A $100,000 grant from the Agnese Nelms Haury Program in Environment and Social Justice at the University of Arizona will fund the programming for two years. With that money, the Dunbar Pavilion will create workshops to educate people on the plants historically used by people of color to treat various ailments.

Debi Chess Mabie, the community impact fellow for the UA College of Social and Behavioral Sciences, spearheads programming at the Dunbar Pavilion. She said the workshops on these reclaimed practices and plant-based treatments will spill out into its community gardens.

"We are not providing treatment. This really is a way of elevating historic knowledge about health and well-being, validating that historic knowledge and in the black community and communities of color," said Chess Mabie.

Chess Mabie said American society's standard for health and wellness is based on that of white communities. She said she hopes the workshops help people of color reclaim the knowledge that this society dismissed as non-scientific folklore.

"Many of the medications that are now being used and sold by pharmaceutical companies are plant-based — based on plants that we have been growing in our gardens, sustaining people of color for years," said Chess Mabie.

She says her mother, her grandmother and her great-grandmother called aloe vera and coconut oil "ways of healing the skin," but now she sees these home remedies rebranded to people of color without acknowledging the original cultures who discovered the plants medicinal properties.

These programs will be for academic experts, healers of all backgrounds, and community members to exchange information on garden-provided health care. Chess Mabie said the Dunbar Pavilion will be creating a list of medicinal plants that can be grown in local gardens.

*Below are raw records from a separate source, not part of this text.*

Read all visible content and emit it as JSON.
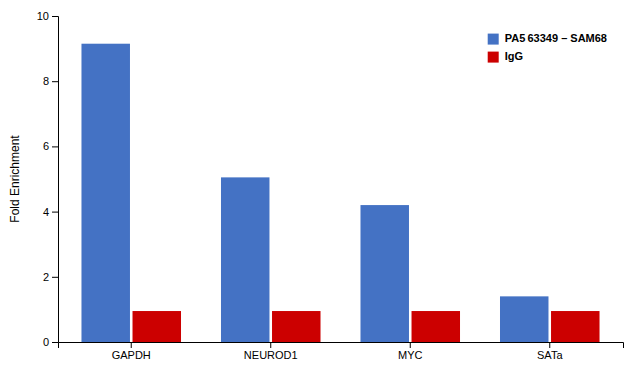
{
  "chart_data": {
    "type": "bar",
    "categories": [
      "GAPDH",
      "NEUROD1",
      "MYC",
      "SATa"
    ],
    "series": [
      {
        "name": "PA5 63349 – SAM68",
        "color": "#4472C4",
        "values": [
          9.15,
          5.05,
          4.2,
          1.4
        ]
      },
      {
        "name": "IgG",
        "color": "#CC0000",
        "values": [
          0.95,
          0.95,
          0.95,
          0.95
        ]
      }
    ],
    "ylabel": "Fold Enrichment",
    "ylim": [
      0,
      10
    ],
    "yticks": [
      0,
      2,
      4,
      6,
      8,
      10
    ],
    "grid": false,
    "legend": "upper right"
  }
}
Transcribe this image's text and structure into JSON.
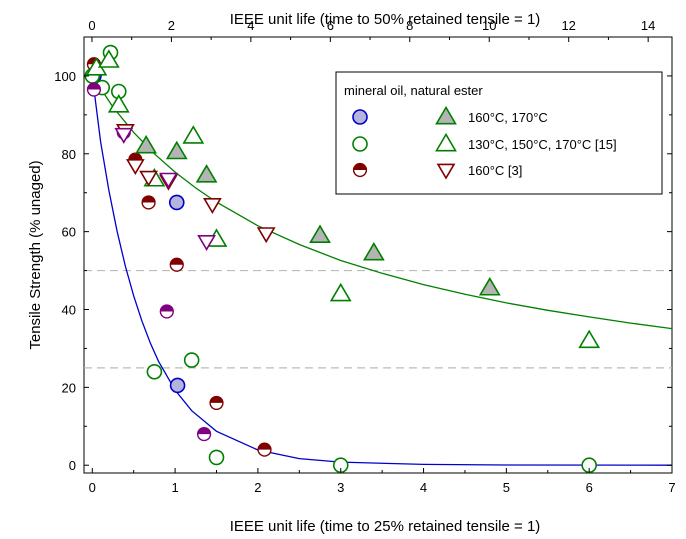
{
  "chart_data": {
    "type": "scatter",
    "title": "",
    "xlabel": "IEEE unit life (time to 25% retained tensile = 1)",
    "x2label": "IEEE unit life (time to 50% retained tensile = 1)",
    "ylabel": "Tensile Strength (% unaged)",
    "xlim": [
      -0.1,
      7
    ],
    "x2lim": [
      -0.2,
      14.6
    ],
    "ylim": [
      -2,
      110
    ],
    "xticks": [
      "0",
      "1",
      "2",
      "3",
      "4",
      "5",
      "6",
      "7"
    ],
    "x2ticks": [
      "0",
      "2",
      "4",
      "6",
      "8",
      "10",
      "12",
      "14"
    ],
    "yticks": [
      "0",
      "20",
      "40",
      "60",
      "80",
      "100"
    ],
    "reference_lines": [
      50,
      25
    ],
    "legend": {
      "position": "top-right",
      "header": "mineral oil, natural ester",
      "rows": [
        {
          "label": "160°C, 170°C",
          "mineral": "filled-circle",
          "ester": "filled-triangle"
        },
        {
          "label": "130°C, 150°C, 170°C [15]",
          "mineral": "open-circle",
          "ester": "open-triangle"
        },
        {
          "label": "160°C [3]",
          "mineral": "half-circle",
          "ester": "open-triangle-down"
        }
      ]
    },
    "curves": [
      {
        "name": "mineral oil fit",
        "color": "#0000cc",
        "points": [
          [
            0,
            100
          ],
          [
            0.1,
            83.1
          ],
          [
            0.2,
            70.7
          ],
          [
            0.3,
            60.1
          ],
          [
            0.4,
            51.1
          ],
          [
            0.5,
            43.5
          ],
          [
            0.6,
            37.0
          ],
          [
            0.7,
            31.4
          ],
          [
            0.8,
            26.7
          ],
          [
            1.0,
            19.3
          ],
          [
            1.2,
            14.0
          ],
          [
            1.5,
            8.7
          ],
          [
            2.0,
            3.9
          ],
          [
            2.5,
            1.7
          ],
          [
            3.0,
            0.8
          ],
          [
            4.0,
            0.2
          ],
          [
            5.0,
            0.05
          ],
          [
            7.0,
            0.0
          ]
        ]
      },
      {
        "name": "natural ester fit",
        "color": "#008000",
        "points": [
          [
            0,
            100
          ],
          [
            0.25,
            92.0
          ],
          [
            0.5,
            85.5
          ],
          [
            0.75,
            80.0
          ],
          [
            1.0,
            75.3
          ],
          [
            1.25,
            71.2
          ],
          [
            1.5,
            67.6
          ],
          [
            2.0,
            61.5
          ],
          [
            2.5,
            56.7
          ],
          [
            3.0,
            52.6
          ],
          [
            3.5,
            49.3
          ],
          [
            4.0,
            46.4
          ],
          [
            4.5,
            43.9
          ],
          [
            5.0,
            41.7
          ],
          [
            5.5,
            39.8
          ],
          [
            6.0,
            38.1
          ],
          [
            6.5,
            36.5
          ],
          [
            7.0,
            35.1
          ]
        ]
      }
    ],
    "series": [
      {
        "name": "mineral oil 160°C, 170°C",
        "marker": "filled-circle",
        "color": "#0000cc",
        "fill": "#b4b4dc",
        "points": [
          [
            0.02,
            100
          ],
          [
            1.02,
            67.5
          ],
          [
            1.03,
            20.5
          ]
        ]
      },
      {
        "name": "mineral oil 130°C, 150°C, 170°C [15]",
        "marker": "open-circle",
        "color": "#008000",
        "points": [
          [
            0.0,
            100
          ],
          [
            0.22,
            106
          ],
          [
            0.12,
            97
          ],
          [
            0.32,
            96
          ],
          [
            0.75,
            24
          ],
          [
            1.2,
            27
          ],
          [
            1.5,
            2
          ],
          [
            3.0,
            0
          ],
          [
            6.0,
            0
          ]
        ]
      },
      {
        "name": "mineral oil 160°C [3]",
        "marker": "half-circle",
        "color": "#800000",
        "points": [
          [
            0.02,
            103
          ],
          [
            0.52,
            78.5
          ],
          [
            0.68,
            67.5
          ],
          [
            1.02,
            51.5
          ],
          [
            1.5,
            16
          ],
          [
            2.08,
            4
          ]
        ]
      },
      {
        "name": "mineral oil 160°C [3] (purple)",
        "marker": "half-circle",
        "color": "#800080",
        "points": [
          [
            0.02,
            96.5
          ],
          [
            0.38,
            85.5
          ],
          [
            0.9,
            39.5
          ],
          [
            1.35,
            8
          ]
        ]
      },
      {
        "name": "natural ester 160°C, 170°C",
        "marker": "filled-triangle",
        "color": "#008000",
        "fill": "#b4b4b4",
        "points": [
          [
            0.65,
            82
          ],
          [
            1.02,
            80.5
          ],
          [
            1.38,
            74.5
          ],
          [
            2.75,
            59
          ],
          [
            3.4,
            54.5
          ],
          [
            4.8,
            45.5
          ]
        ]
      },
      {
        "name": "natural ester 130°C, 150°C, 170°C [15]",
        "marker": "open-triangle",
        "color": "#008000",
        "points": [
          [
            0.05,
            102
          ],
          [
            0.2,
            104
          ],
          [
            0.32,
            92.5
          ],
          [
            0.75,
            73.5
          ],
          [
            1.22,
            84.5
          ],
          [
            1.5,
            58
          ],
          [
            3.0,
            44
          ],
          [
            6.0,
            32
          ]
        ]
      },
      {
        "name": "natural ester 160°C [3]",
        "marker": "open-triangle-down",
        "color": "#800000",
        "points": [
          [
            0.4,
            86
          ],
          [
            0.52,
            77
          ],
          [
            0.68,
            74
          ],
          [
            0.92,
            73
          ],
          [
            1.45,
            67
          ],
          [
            2.1,
            59.5
          ]
        ]
      },
      {
        "name": "natural ester 160°C [3] (purple)",
        "marker": "open-triangle-down",
        "color": "#800080",
        "points": [
          [
            0.38,
            85
          ],
          [
            0.92,
            73.5
          ],
          [
            1.38,
            57.5
          ]
        ]
      }
    ]
  }
}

"What we're doing is providing education and information, so that people can reclaim agency over their own care — they can make more informed decisions about how they treat themselves and how they advocate for treatment of themselves in the medical industry," said Chess Mabie.

She said that along with the workshops, the grant will also sustain a project coordinator and garden manager position.

The first programs will begin in August 2019.